Overall, the muscle-injury evidence is encouraging, particularly where oedema, biochemical muscle injury, fatigue, or delayed recovery are present, but HBOT should still be considered an adjunct to structured rehabilitation rather than a replacement for standard care.
Bone Marrow Oedema and Exercise-Related Avascular Necrosis
Avascular necrosis (AVN), also known as osteonecrosis, is a relatively uncommon but potentially debilitating orthopedic condition that can occur in physically active individuals. Bone marrow oedema and avascular necrosis are biologically plausible applications for HBOT because impaired oxygen delivery, vascular compromise, and bone repair mechanisms are central to the underlying disease process 1 2 4.

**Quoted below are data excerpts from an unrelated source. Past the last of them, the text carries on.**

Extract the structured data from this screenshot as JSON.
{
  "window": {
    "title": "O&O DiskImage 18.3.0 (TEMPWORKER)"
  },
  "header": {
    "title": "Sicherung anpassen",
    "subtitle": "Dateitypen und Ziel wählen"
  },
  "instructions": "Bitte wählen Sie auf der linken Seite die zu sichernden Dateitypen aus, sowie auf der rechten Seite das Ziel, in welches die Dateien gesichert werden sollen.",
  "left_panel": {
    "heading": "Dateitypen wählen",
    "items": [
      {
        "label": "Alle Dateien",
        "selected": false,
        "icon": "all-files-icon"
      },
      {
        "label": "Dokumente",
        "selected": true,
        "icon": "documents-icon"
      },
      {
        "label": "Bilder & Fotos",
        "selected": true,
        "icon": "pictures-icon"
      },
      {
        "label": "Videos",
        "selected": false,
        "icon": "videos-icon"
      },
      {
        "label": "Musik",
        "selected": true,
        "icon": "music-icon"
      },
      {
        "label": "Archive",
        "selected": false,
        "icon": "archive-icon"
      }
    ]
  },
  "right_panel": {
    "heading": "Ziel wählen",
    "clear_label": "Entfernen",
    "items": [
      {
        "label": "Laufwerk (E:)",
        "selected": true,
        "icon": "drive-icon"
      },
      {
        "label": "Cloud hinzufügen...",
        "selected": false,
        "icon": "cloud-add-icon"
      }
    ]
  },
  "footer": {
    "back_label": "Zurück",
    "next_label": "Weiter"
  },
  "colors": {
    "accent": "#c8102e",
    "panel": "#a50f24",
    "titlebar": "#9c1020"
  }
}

The most encouraging results have been reported in early or pre-collapse AVN. Reis et al. (2003) reported normalisation of MRI findings in 81% of HBOT-treated patients compared with 17% in untreated controls, while Camporesi et al. (2010) demonstrated improvements in pain, mobility, and hip function following 30 HBOT sessions 27 28.

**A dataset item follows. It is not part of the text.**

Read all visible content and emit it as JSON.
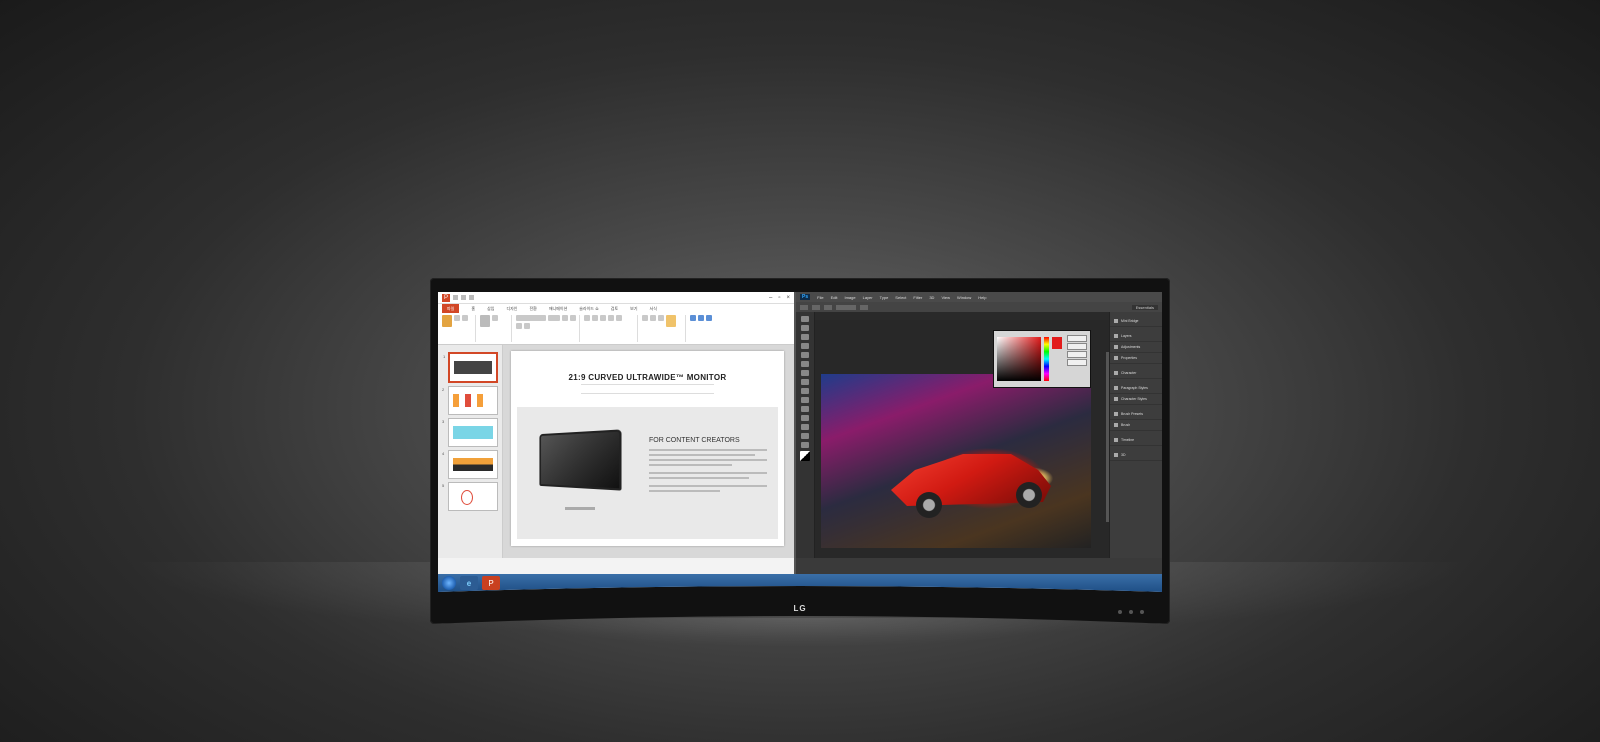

Overall, current evidence suggests HBOT may offer clinically meaningful benefits in early-stage AVN before structural collapse occurs, although larger standardised clinical trials are still needed 27 28.
Safety and Clinical Oversight
HBOT is generally considered safe when delivered in an appropriate clinical setting under trained medical supervision 1 2 29. Most adverse effects are mild and manageable. The most common complication is middle ear barotrauma, while serious complications such as oxygen toxicity are uncommon 29.
Appropriate screening, patient selection, chamber safety procedures, and clinical monitoring remain essential. This is especially important for athletes returning to training or competition, where treatment should be integrated with rehabilitation planning rather than used in isolation.
Overall Conclusion
HBOT has a strong biological rationale and reasonable mechanistic support for selected sports and musculoskeletal injuries, especially where tissue hypoxia, oedema, impaired circulation, delayed healing, collagen remodelling, graft integration, or bone vascular compromise are clinically relevant.
The ligament evidence is particularly encouraging in two areas: grade 2 MCL injury and early ACL reconstruction graft maturation. Animal studies provide meaningful structural and biomechanical insight, while early human studies suggest potential clinical value.
At present, HBOT should be viewed as a promising adjunctive therapy within sports medicine and orthopedic rehabilitation. Larger, well-designed human studies are still needed to define optimal protocols, patient selection, return-to-play outcomes, reinjury rates, and long-term functional benefits.